Liverpool Sound and Vision Rating * * * *
There are moments, polished, sincere but approachable and with the sly upturned grin of an aged valet who anticipates your every whim and desire; that you have to wonder whether fate, destiny or kismet knows exactly what you need at the exact right time. When listening to John Jenkins and That Sure Thing’s album, Intruders, it could be tempting to take a sneak peak out of the window and check to see if providence is keeping a wary eye on you.
Intruders seems to pay so much homage that the songs seem wonderfully recognisable, the foot taps out a distant memory of notes that have played in the ether and yet the foot, the memory is wrong, this is a set of songs that are so unique, so exclusive, that a Panda Bear wearing a flat cap and walking a whippet wouldn’t be able to get into an afternoon’s meet for Yorkshire Penguins racing their hounds round Leeds.

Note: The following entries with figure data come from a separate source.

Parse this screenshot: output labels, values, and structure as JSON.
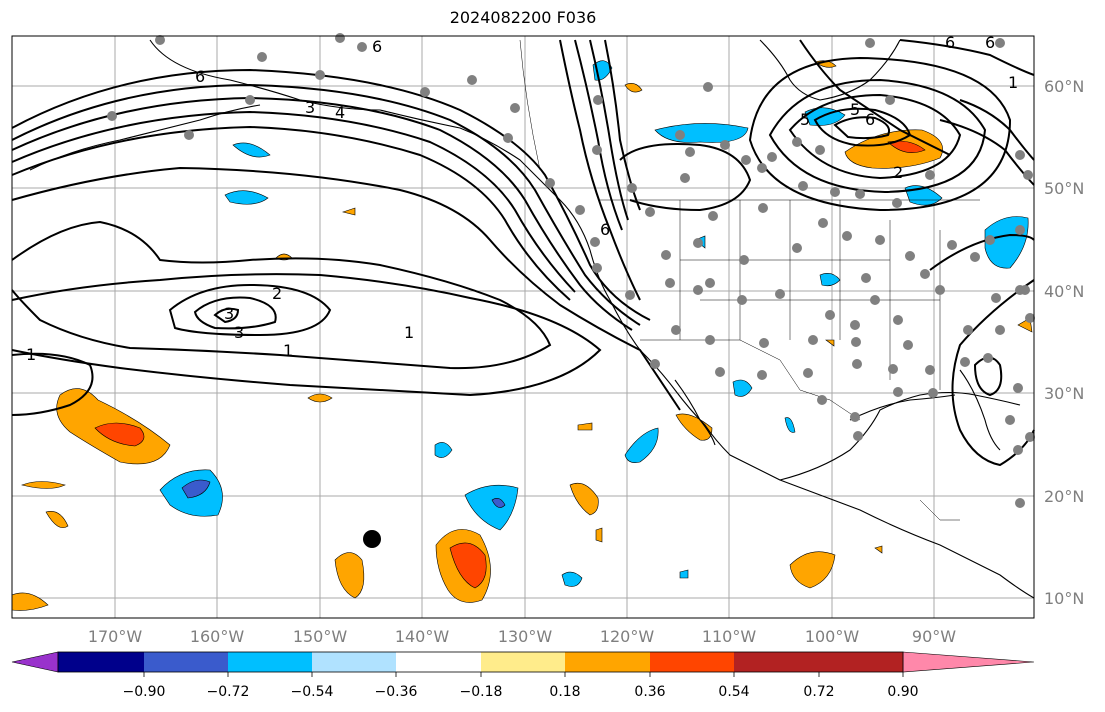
{
  "title": "2024082200 F036",
  "lon_ticks": [
    "170°W",
    "160°W",
    "150°W",
    "140°W",
    "130°W",
    "120°W",
    "110°W",
    "100°W",
    "90°W"
  ],
  "lat_ticks": [
    "60°N",
    "50°N",
    "40°N",
    "30°N",
    "20°N",
    "10°N"
  ],
  "colorbar": {
    "ticks": [
      "−0.90",
      "−0.72",
      "−0.54",
      "−0.36",
      "−0.18",
      "0.18",
      "0.36",
      "0.54",
      "0.72",
      "0.90"
    ],
    "colors": [
      "#9932cc",
      "#00008b",
      "#3a5bcc",
      "#00bfff",
      "#b0e2ff",
      "#ffffff",
      "#ffec8b",
      "#ffa500",
      "#ff4500",
      "#b22222",
      "#ff88aa"
    ]
  },
  "contour_labels": [
    "6",
    "6",
    "3",
    "4",
    "2",
    "3",
    "3",
    "1",
    "1",
    "1",
    "6",
    "5",
    "6",
    "2",
    "5",
    "6",
    "1",
    "6"
  ]
}
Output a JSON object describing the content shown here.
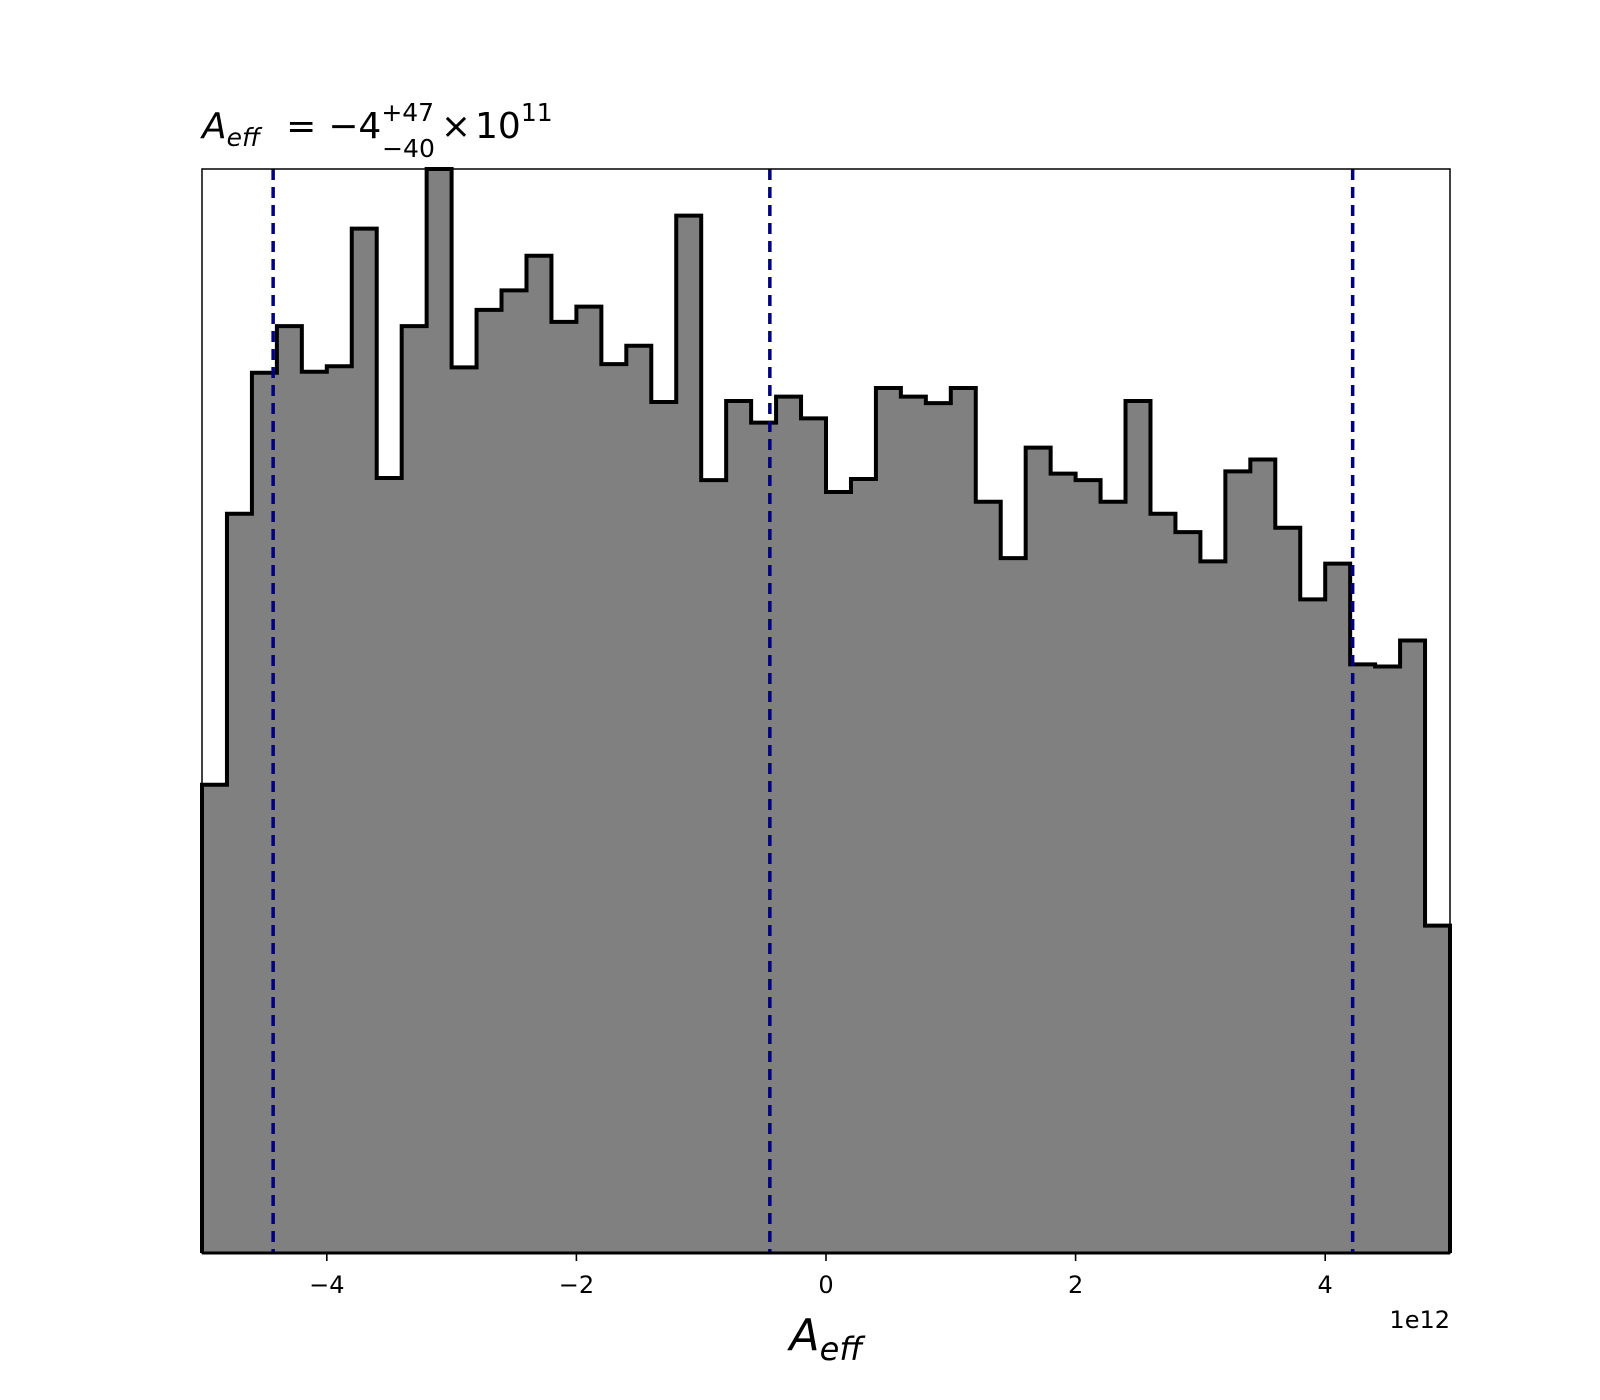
{
  "chart_data": {
    "type": "histogram",
    "title": {
      "symbol": "A",
      "symbol_subscript": "eff",
      "equals": "=",
      "value": "−4",
      "upper_error": "+47",
      "lower_error": "−40",
      "times": "×",
      "base": "10",
      "exponent": "11"
    },
    "xlabel": {
      "symbol": "A",
      "subscript": "eff"
    },
    "ylabel": "",
    "x_offset_text": "1e12",
    "x_scale_factor": 1000000000000.0,
    "xlim": [
      -5.0,
      5.0
    ],
    "ylim": [
      0,
      1.0
    ],
    "y_ticks_visible": false,
    "grid": false,
    "xticks": [
      {
        "value": -4,
        "label": "−4"
      },
      {
        "value": -2,
        "label": "−2"
      },
      {
        "value": 0,
        "label": "0"
      },
      {
        "value": 2,
        "label": "2"
      },
      {
        "value": 4,
        "label": "4"
      }
    ],
    "bin_start": -5.0,
    "bin_width": 0.2,
    "counts": [
      0.432,
      0.682,
      0.812,
      0.855,
      0.813,
      0.818,
      0.945,
      0.715,
      0.855,
      1.0,
      0.817,
      0.87,
      0.888,
      0.92,
      0.859,
      0.873,
      0.82,
      0.837,
      0.785,
      0.957,
      0.713,
      0.786,
      0.766,
      0.79,
      0.77,
      0.702,
      0.714,
      0.798,
      0.79,
      0.784,
      0.798,
      0.693,
      0.641,
      0.743,
      0.719,
      0.713,
      0.693,
      0.786,
      0.682,
      0.665,
      0.638,
      0.721,
      0.732,
      0.669,
      0.603,
      0.636,
      0.543,
      0.541,
      0.565,
      0.302
    ],
    "quantile_lines": [
      {
        "x": -4.43,
        "label": "16th percentile"
      },
      {
        "x": -0.45,
        "label": "median"
      },
      {
        "x": 4.22,
        "label": "84th percentile"
      }
    ],
    "colors": {
      "fill": "#808080",
      "edge": "#000000",
      "quantile": "#000080"
    }
  }
}
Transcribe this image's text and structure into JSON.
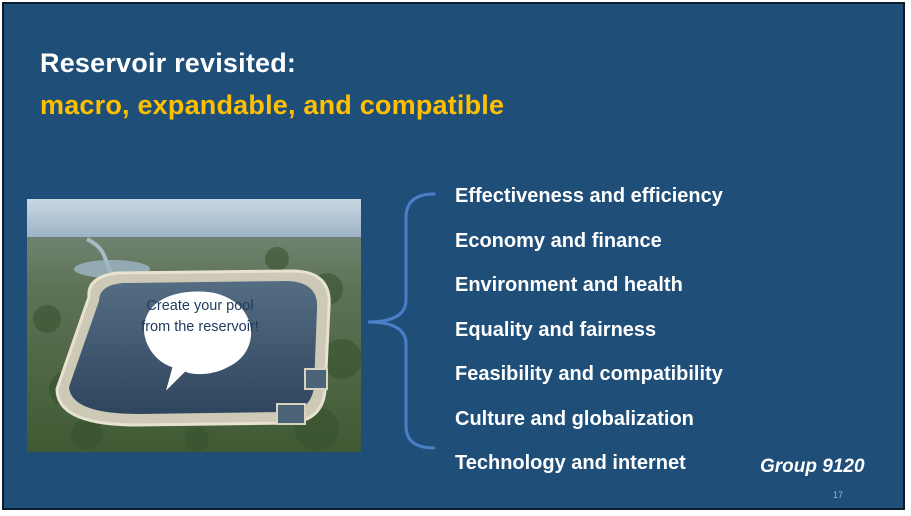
{
  "slide": {
    "title_line1": "Reservoir revisited:",
    "title_line2": "macro, expandable, and compatible",
    "bubble_text": "Create your pool from the reservoir!",
    "photo_icon": "aerial-reservoir-photo",
    "items": [
      "Effectiveness and efficiency",
      "Economy and finance",
      "Environment and health",
      "Equality and fairness",
      "Feasibility and compatibility",
      "Culture and globalization",
      "Technology and internet"
    ],
    "group_label": "Group 9120",
    "page_number": "17"
  },
  "colors": {
    "background": "#1f4e79",
    "title_primary": "#ffffff",
    "title_accent": "#ffc000",
    "brace": "#4a7fc8"
  }
}
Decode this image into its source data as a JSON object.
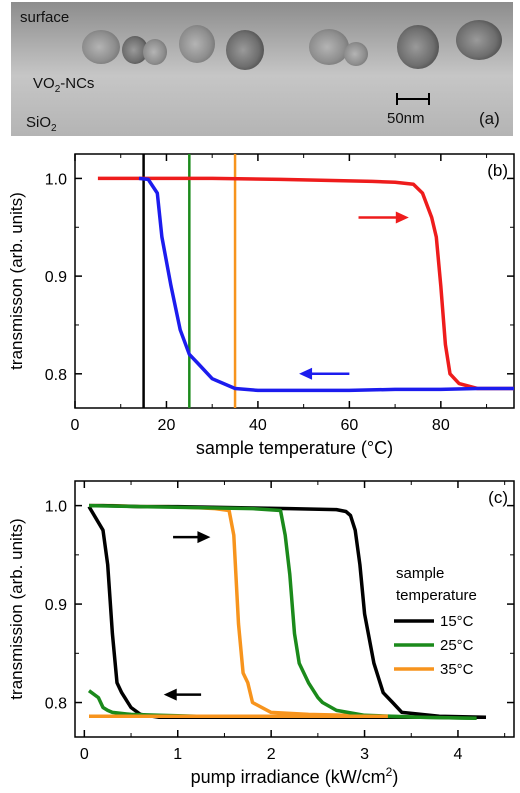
{
  "panel_a": {
    "labels": {
      "surface": "surface",
      "nanocrystals_main": "VO",
      "nanocrystals_sub": "2",
      "nanocrystals_rest": "-NCs",
      "substrate_main": "SiO",
      "substrate_sub": "2",
      "scale_bar": "50nm",
      "panel_label": "(a)"
    },
    "colors": {
      "background": "#b9b9b9",
      "top_band": "#8e8e8e",
      "particle": "#7a7a7a"
    }
  },
  "chart_data": [
    {
      "type": "line",
      "panel_label": "(b)",
      "xlabel": "sample temperature (°C)",
      "ylabel": "transmisson (arb. units)",
      "xlim": [
        0,
        96
      ],
      "ylim": [
        0.765,
        1.025
      ],
      "x_ticks": [
        0,
        20,
        40,
        60,
        80
      ],
      "y_ticks": [
        0.8,
        0.9,
        1.0
      ],
      "y_tick_labels": [
        "0.8",
        "0.9",
        "1.0"
      ],
      "series": [
        {
          "direction": "heating",
          "color": "#ee1c1c",
          "x": [
            5,
            15,
            30,
            45,
            55,
            65,
            70,
            74,
            76,
            78,
            79,
            80,
            81,
            82,
            84,
            88,
            96
          ],
          "y": [
            1.0,
            1.0,
            1.0,
            0.999,
            0.998,
            0.997,
            0.996,
            0.994,
            0.985,
            0.96,
            0.94,
            0.89,
            0.83,
            0.8,
            0.79,
            0.785,
            0.785
          ]
        },
        {
          "direction": "cooling",
          "color": "#1c1cee",
          "x": [
            96,
            88,
            80,
            70,
            60,
            50,
            40,
            35,
            30,
            27,
            25,
            23,
            21,
            19,
            18,
            16,
            14
          ],
          "y": [
            0.785,
            0.785,
            0.784,
            0.784,
            0.783,
            0.783,
            0.783,
            0.785,
            0.795,
            0.81,
            0.82,
            0.845,
            0.89,
            0.94,
            0.985,
            0.999,
            1.0
          ]
        }
      ],
      "vertical_lines": [
        {
          "x": 15,
          "color": "#000000"
        },
        {
          "x": 25,
          "color": "#1b8a1b"
        },
        {
          "x": 35,
          "color": "#f7941d"
        }
      ],
      "arrows": [
        {
          "x_from": 62,
          "x_to": 73,
          "y": 0.96,
          "color": "#ee1c1c"
        },
        {
          "x_from": 60,
          "x_to": 49,
          "y": 0.8,
          "color": "#1c1cee"
        }
      ]
    },
    {
      "type": "line",
      "panel_label": "(c)",
      "xlabel_main": "pump irradiance (kW/cm",
      "xlabel_sup": "2",
      "xlabel_end": ")",
      "ylabel": "transmission (arb. units)",
      "xlim": [
        -0.1,
        4.6
      ],
      "ylim": [
        0.765,
        1.025
      ],
      "x_ticks": [
        0,
        1,
        2,
        3,
        4
      ],
      "y_ticks": [
        0.8,
        0.9,
        1.0
      ],
      "y_tick_labels": [
        "0.8",
        "0.9",
        "1.0"
      ],
      "legend": {
        "title_line1": "sample",
        "title_line2": "temperature",
        "placement": "right"
      },
      "series": [
        {
          "name": "15°C",
          "color": "#000000",
          "x": [
            0.05,
            0.2,
            0.25,
            0.3,
            0.35,
            0.4,
            0.5,
            0.6,
            0.8,
            1.2,
            1.6,
            2.0,
            2.4,
            2.8,
            2.9,
            3.0,
            3.1,
            3.2,
            3.3,
            3.5,
            3.8,
            4.1,
            4.3
          ],
          "y": [
            0.999,
            0.975,
            0.94,
            0.87,
            0.82,
            0.81,
            0.795,
            0.788,
            0.785,
            0.785,
            0.785,
            0.785,
            0.785,
            0.785,
            0.785,
            0.785,
            0.785,
            0.785,
            0.785,
            0.785,
            0.785,
            0.785,
            0.785
          ]
        },
        {
          "name": "25°C",
          "color": "#1b8a1b",
          "x": [
            0.05,
            0.15,
            0.2,
            0.25,
            0.3,
            0.5,
            0.8,
            1.2,
            1.6,
            2.0,
            2.4,
            2.8,
            3.2,
            3.6,
            4.2
          ],
          "y": [
            0.812,
            0.805,
            0.795,
            0.792,
            0.79,
            0.788,
            0.787,
            0.786,
            0.786,
            0.786,
            0.786,
            0.786,
            0.786,
            0.785,
            0.784
          ]
        },
        {
          "name": "35°C",
          "color": "#f7941d",
          "x": [
            0.05,
            0.3,
            0.6,
            0.9,
            1.2,
            1.4,
            1.55,
            1.6,
            1.65,
            1.7,
            1.75,
            1.8,
            2.0,
            2.4,
            2.8,
            3.2
          ],
          "y": [
            1.0,
            1.0,
            0.999,
            0.999,
            0.998,
            0.997,
            0.995,
            0.97,
            0.88,
            0.83,
            0.82,
            0.8,
            0.79,
            0.788,
            0.787,
            0.786
          ]
        }
      ],
      "return_curves": [
        {
          "color": "#000000",
          "x": [
            4.3,
            3.8,
            3.4,
            3.3,
            3.2,
            3.1,
            3.0,
            2.95,
            2.9,
            2.85,
            2.8,
            2.7,
            2.2,
            1.6,
            1.0,
            0.6,
            0.2,
            0.05
          ],
          "y": [
            0.785,
            0.786,
            0.79,
            0.8,
            0.81,
            0.84,
            0.89,
            0.94,
            0.975,
            0.99,
            0.994,
            0.996,
            0.997,
            0.998,
            0.999,
            0.999,
            1.0,
            1.0
          ]
        },
        {
          "color": "#1b8a1b",
          "x": [
            4.2,
            3.6,
            3.0,
            2.7,
            2.55,
            2.5,
            2.4,
            2.3,
            2.25,
            2.2,
            2.15,
            2.1,
            1.8,
            1.2,
            0.6,
            0.05
          ],
          "y": [
            0.784,
            0.785,
            0.787,
            0.792,
            0.8,
            0.805,
            0.82,
            0.84,
            0.87,
            0.93,
            0.97,
            0.995,
            0.997,
            0.998,
            0.999,
            1.0
          ]
        },
        {
          "color": "#f7941d",
          "x": [
            3.25,
            2.4,
            1.6,
            1.0,
            0.6,
            0.3,
            0.05
          ],
          "y": [
            0.786,
            0.786,
            0.786,
            0.786,
            0.786,
            0.786,
            0.786
          ]
        }
      ],
      "arrows": [
        {
          "x_from": 0.95,
          "x_to": 1.35,
          "y": 0.968,
          "color": "#000000"
        },
        {
          "x_from": 1.25,
          "x_to": 0.85,
          "y": 0.808,
          "color": "#000000"
        }
      ]
    }
  ]
}
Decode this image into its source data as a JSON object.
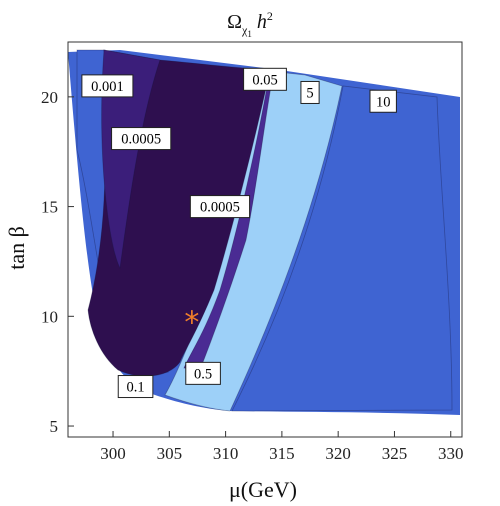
{
  "chart_data": {
    "type": "contour",
    "title": {
      "base": "Ω",
      "subscript": "χ",
      "subsub": "1",
      "tail": "h",
      "sup": "2"
    },
    "xlabel": "μ(GeV)",
    "ylabel": "tan β",
    "xlim": [
      296,
      331
    ],
    "ylim": [
      4.5,
      22.5
    ],
    "xticks": [
      "300",
      "305",
      "310",
      "315",
      "320",
      "325",
      "330"
    ],
    "yticks": [
      "5",
      "10",
      "15",
      "20"
    ],
    "levels": [
      {
        "name": "region-1",
        "color": "#3f64d2",
        "range": "0.001-0.005"
      },
      {
        "name": "region-2",
        "color": "#3b1e7a",
        "range": "0.0005-0.001"
      },
      {
        "name": "region-3",
        "color": "#2e0f4f",
        "range": "below 0.0005"
      },
      {
        "name": "region-4",
        "color": "#4a2b93",
        "range": "0.05-0.1"
      },
      {
        "name": "region-5",
        "color": "#3f80e2",
        "range": "0.5-5"
      },
      {
        "name": "region-6",
        "color": "#9dd0f8",
        "range": "5-10"
      }
    ],
    "contour_labels": [
      {
        "text": "0.001",
        "x": 299.5,
        "y": 20.5
      },
      {
        "text": "0.0005",
        "x": 302.5,
        "y": 18.1
      },
      {
        "text": "0.0005",
        "x": 309.5,
        "y": 15.0
      },
      {
        "text": "0.05",
        "x": 313.5,
        "y": 20.8
      },
      {
        "text": "5",
        "x": 317.5,
        "y": 20.2
      },
      {
        "text": "10",
        "x": 324.0,
        "y": 19.8
      },
      {
        "text": "0.1",
        "x": 302.0,
        "y": 6.8
      },
      {
        "text": "0.5",
        "x": 308.0,
        "y": 7.4
      }
    ],
    "marker": {
      "symbol": "*",
      "x": 307.0,
      "y": 9.8,
      "color": "#f07f2a"
    }
  }
}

Intruders is not just a collection of songs neatly delivered into the hands of the admirer by Kismet, it is an assembly of musicians put together with the precision of a skilled professional. With contributions from the likes of Andy Dyson, Rachel Gore, Jo Smullen, John Kennedy, Paul Clements, David Goldberg and Steve Owen, the album sounds more smooth than a make of chocolate being pampered in a bath and stepping into the realms of musical genius quicker than Bach turning round to his wife and uttering the words, “Quick, write this down.”
Some albums are meant to touch in ways that others cannot or will never do. It may perhaps, depend on your mood, the attitude to openness at the time of musical delivery, however the best albums, the novel ones that gently hold your hand no matter the storm going on outside and tell you that all will be well, catch you with breathe poised and ready to be let go with dignity, any time of day or night.
Songs such as Nothing Hurts Like The Truth, When She’s Looking Straight Into My Eyes, Is It Love, the brilliant Midnight Driving and Radio KBCA all make Intruders a joyful act in which is hard to follow. At times as silicate as a butterflies wing gracefully catching the edge of a sea breeze, and at other times packing a harder punch than a 30 stone kangaroo who has remained undefeated and undetected in the Heavy Weight Championship of the World. Intruders is arguably a tremendous moment for John Jenkins and his marvellous accomplices. Kismet really knows how to spoil you rotten.